Reconfigurable Hardware Implementation of CNN Architecture using Zerobypass Multiplier

The current state-of-the-art in image recognition, segmentation, and localization algorithms has reached an extremely high level of accuracy thanks to the development of deep neural networks and their use in computer vision problems. Specifically, Convolutional Neural Networks (CNNs) have reached human-level performance in image classification and detection. CNN must be executed on a portable, low-cost, and low-power-consuming device for the object classification/detection use cases. However, real-time execution of CNN based applications is hindered by these devices’ limited computing resources and low on-board memory storage capability. In this dissertation, we introduce hardware-efficient algorithms for performing complex computations in CNN at low cost and with minimal power consumption. Additionally, we provide efficient VLSI architectures based on systolic arrays for creating high-performance devices for running CNN.The limitations of traditional CNN for detecting occluded objects are also outlined in this thesis.
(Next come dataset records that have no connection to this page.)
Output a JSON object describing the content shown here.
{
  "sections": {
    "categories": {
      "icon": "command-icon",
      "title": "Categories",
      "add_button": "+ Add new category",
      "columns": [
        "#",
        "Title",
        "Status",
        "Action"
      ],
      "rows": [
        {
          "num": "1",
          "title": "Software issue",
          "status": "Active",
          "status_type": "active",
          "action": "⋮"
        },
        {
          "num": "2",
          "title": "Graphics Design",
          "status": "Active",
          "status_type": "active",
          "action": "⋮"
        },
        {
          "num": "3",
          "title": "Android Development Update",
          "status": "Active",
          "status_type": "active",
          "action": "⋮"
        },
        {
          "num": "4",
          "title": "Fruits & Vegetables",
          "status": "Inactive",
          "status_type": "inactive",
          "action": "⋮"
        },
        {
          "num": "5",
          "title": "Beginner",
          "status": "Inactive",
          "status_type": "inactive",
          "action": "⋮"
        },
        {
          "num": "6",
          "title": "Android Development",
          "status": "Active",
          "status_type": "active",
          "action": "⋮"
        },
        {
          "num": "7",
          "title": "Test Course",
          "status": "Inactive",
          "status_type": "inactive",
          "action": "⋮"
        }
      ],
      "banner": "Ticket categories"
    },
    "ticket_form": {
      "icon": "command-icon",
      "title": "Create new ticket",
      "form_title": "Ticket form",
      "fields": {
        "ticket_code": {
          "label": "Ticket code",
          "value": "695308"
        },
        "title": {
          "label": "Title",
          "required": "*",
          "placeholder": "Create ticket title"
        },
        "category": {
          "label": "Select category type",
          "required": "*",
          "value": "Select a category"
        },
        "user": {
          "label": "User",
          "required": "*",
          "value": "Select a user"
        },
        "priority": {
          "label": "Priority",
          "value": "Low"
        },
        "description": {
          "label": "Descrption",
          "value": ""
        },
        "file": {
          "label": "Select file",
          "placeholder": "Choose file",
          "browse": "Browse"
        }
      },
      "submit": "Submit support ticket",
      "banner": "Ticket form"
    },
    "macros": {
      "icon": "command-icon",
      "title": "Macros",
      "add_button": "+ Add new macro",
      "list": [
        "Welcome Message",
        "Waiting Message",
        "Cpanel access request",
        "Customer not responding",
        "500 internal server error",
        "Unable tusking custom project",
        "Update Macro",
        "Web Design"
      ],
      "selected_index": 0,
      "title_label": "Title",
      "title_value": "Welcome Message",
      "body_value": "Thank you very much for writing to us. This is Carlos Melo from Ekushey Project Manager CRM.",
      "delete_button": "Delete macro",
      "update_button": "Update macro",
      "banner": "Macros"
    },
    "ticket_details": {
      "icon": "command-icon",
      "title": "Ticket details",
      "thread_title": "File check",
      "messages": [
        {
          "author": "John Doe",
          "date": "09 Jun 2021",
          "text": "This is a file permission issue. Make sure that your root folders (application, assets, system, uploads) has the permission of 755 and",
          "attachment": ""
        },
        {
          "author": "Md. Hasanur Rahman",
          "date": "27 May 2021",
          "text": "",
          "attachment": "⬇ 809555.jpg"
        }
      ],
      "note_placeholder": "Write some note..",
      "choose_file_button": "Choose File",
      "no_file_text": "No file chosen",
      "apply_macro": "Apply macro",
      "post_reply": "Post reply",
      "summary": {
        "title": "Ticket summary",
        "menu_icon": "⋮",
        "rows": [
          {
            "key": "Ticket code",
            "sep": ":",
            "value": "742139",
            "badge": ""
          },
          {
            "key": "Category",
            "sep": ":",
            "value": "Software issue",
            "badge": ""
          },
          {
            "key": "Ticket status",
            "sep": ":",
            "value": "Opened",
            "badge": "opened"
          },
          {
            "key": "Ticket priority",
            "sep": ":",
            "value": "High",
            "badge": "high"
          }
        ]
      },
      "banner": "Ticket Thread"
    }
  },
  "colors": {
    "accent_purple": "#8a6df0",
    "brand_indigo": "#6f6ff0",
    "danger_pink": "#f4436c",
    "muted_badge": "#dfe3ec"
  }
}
We propose an improved CNN with self-feedback layers and present an algorithm to increase the detection accuracy of the hidden objects. Improved accuracy in detecting hidden objects is found when the enhanced CNN is compared to the gold standard dataset. In addition, enhanced CNN requires a much larger number of computations to execute than regular CNN. We introduce a low-cost, low-power VLSI architecture design for efficient hardware execution of improved CNN.